Ucapan Hajime menusuk seperti belati, membuat Tobio terkesiap dan nyaris melangkah mundur. Bibirnya maju sedikit, mencebik seperti anak kecil yang ingin mengajukan protes, tetapi tak mampu menemukan kekuatan untuk melakukannya. Dengan napas yang terputus-putus, ia pun menuruti perintah itu. Jemarinya yang bergetar pelan-pelan meraih pengait bra di punggungnya, lalu dengan sekali tarikan, ia melepaskannya, membiarkan kain itu jatuh di kakinya.

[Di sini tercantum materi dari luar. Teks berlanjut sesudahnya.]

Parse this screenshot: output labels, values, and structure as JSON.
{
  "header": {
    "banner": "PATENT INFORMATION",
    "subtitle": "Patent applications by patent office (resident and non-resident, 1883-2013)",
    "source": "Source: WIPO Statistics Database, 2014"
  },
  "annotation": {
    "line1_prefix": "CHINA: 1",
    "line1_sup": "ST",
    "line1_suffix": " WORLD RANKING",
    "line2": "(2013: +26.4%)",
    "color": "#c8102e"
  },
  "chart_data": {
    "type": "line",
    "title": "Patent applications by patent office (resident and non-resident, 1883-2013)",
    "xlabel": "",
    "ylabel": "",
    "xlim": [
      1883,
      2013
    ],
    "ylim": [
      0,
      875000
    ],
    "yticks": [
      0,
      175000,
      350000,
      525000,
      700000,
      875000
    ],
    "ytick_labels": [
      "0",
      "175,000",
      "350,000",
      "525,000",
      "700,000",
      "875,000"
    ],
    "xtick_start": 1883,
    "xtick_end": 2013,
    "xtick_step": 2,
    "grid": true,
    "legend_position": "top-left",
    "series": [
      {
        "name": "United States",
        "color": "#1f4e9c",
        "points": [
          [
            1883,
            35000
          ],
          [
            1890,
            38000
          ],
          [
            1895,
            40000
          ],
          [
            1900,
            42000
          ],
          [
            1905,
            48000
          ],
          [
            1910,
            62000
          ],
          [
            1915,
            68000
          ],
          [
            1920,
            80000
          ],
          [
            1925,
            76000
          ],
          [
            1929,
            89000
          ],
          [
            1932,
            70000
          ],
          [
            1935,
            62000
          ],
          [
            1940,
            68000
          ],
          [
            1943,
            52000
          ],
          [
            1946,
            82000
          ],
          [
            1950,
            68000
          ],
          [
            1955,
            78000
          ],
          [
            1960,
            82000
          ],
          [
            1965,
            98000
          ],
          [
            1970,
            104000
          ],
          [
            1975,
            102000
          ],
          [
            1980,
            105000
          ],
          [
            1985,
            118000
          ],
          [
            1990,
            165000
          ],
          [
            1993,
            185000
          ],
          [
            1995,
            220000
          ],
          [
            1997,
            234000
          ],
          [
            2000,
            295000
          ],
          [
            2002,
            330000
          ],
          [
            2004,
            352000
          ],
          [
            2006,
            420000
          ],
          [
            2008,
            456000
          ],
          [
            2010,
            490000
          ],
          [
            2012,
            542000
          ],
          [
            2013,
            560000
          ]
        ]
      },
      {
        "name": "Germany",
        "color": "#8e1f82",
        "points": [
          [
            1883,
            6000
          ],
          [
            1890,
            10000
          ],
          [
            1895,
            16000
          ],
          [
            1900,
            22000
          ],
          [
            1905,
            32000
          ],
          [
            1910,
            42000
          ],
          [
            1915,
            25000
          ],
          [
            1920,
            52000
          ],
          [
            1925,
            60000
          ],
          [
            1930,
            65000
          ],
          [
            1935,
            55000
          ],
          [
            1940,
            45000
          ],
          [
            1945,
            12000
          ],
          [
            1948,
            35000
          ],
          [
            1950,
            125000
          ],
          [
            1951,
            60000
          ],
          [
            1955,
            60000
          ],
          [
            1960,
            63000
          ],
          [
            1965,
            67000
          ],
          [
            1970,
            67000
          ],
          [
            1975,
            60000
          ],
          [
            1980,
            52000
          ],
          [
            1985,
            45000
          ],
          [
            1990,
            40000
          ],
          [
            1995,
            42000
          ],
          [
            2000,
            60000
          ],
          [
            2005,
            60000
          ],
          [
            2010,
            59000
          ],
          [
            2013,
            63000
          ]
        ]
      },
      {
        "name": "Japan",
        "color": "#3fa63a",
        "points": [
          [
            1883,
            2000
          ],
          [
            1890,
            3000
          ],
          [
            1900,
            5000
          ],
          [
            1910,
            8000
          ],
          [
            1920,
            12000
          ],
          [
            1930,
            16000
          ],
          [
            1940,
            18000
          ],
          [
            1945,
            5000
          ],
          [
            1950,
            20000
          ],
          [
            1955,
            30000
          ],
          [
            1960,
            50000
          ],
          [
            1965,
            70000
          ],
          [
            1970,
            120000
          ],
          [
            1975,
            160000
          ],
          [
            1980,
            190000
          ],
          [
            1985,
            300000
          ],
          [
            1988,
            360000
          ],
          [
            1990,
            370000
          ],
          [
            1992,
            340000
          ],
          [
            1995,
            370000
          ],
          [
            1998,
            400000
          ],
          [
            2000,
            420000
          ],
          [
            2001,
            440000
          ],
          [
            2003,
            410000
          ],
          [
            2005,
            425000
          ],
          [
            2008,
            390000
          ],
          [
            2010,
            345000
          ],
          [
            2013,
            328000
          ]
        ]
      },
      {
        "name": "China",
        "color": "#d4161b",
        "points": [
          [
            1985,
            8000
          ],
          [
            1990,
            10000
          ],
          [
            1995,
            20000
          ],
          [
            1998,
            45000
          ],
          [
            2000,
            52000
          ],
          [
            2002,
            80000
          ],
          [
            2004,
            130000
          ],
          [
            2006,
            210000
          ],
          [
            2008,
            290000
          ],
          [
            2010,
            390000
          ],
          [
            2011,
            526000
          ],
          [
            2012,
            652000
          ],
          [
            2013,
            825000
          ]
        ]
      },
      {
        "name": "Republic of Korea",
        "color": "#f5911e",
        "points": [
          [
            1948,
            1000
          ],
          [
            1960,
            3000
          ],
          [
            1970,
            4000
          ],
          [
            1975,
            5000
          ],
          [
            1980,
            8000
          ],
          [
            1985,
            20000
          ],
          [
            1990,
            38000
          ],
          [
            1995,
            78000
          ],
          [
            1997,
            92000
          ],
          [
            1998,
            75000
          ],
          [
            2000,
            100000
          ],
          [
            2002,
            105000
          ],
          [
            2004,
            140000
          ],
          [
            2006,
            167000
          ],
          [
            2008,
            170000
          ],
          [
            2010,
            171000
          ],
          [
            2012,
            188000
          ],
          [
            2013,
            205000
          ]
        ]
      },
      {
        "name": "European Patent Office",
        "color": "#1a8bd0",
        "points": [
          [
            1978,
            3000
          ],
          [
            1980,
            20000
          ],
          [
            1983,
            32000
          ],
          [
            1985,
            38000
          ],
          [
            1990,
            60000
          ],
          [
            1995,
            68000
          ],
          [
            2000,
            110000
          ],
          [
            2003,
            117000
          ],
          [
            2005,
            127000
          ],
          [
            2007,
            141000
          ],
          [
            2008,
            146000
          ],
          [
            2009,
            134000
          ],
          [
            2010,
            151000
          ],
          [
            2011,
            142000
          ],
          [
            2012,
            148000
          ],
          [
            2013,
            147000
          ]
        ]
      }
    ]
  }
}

Hening masih memenuhi ruangan, tetapi keheningan itu tak lagi terasa kosong, ia bisa merasakan nafsu yang merambat naik ke udara. Tobio pun meraih pinggiran celana dalamnya, kemudian menariknya turun dengan perlahan, hingga akhirnya kain itu pun bergabung dengan bra-nya di atas lantai yang dingin. Kini, tubuhnya terekspos sepenuhnya, kulitnya yang seputih porselen memantulkan cahaya lampu yang menaungi kepalanya. Udara dingin kamar menerpa permukaan tubuh polosnya tanpa ampun, membuatnya menggigil kecil, tetapi bukan hanya dingin yang merasuki dirinya—rasa malu, takut, dan ketidakberdayaan menyatu menjadi satu, menekan dadanya hingga sulit bernapas. Akan tetapi, ada api nafsu yang dipantik kecil jauh di dalam dirinya.

Tobio mengangkat pandangannya, matanya mengerjap dengan menggemaskan, dan suara kecil yang nyaris tak terdengar keluar dari bibirnya. “Kak?” panggilnya, entah ditujukan kepada siapa.

Jawaban yang ia terima datang dari suara berat Issei. “On the bed, pretty. titahnya dengan nada bicara yang absolut, sama sekali tidak menyisakan ruangan bagi Tobio untuk membantah.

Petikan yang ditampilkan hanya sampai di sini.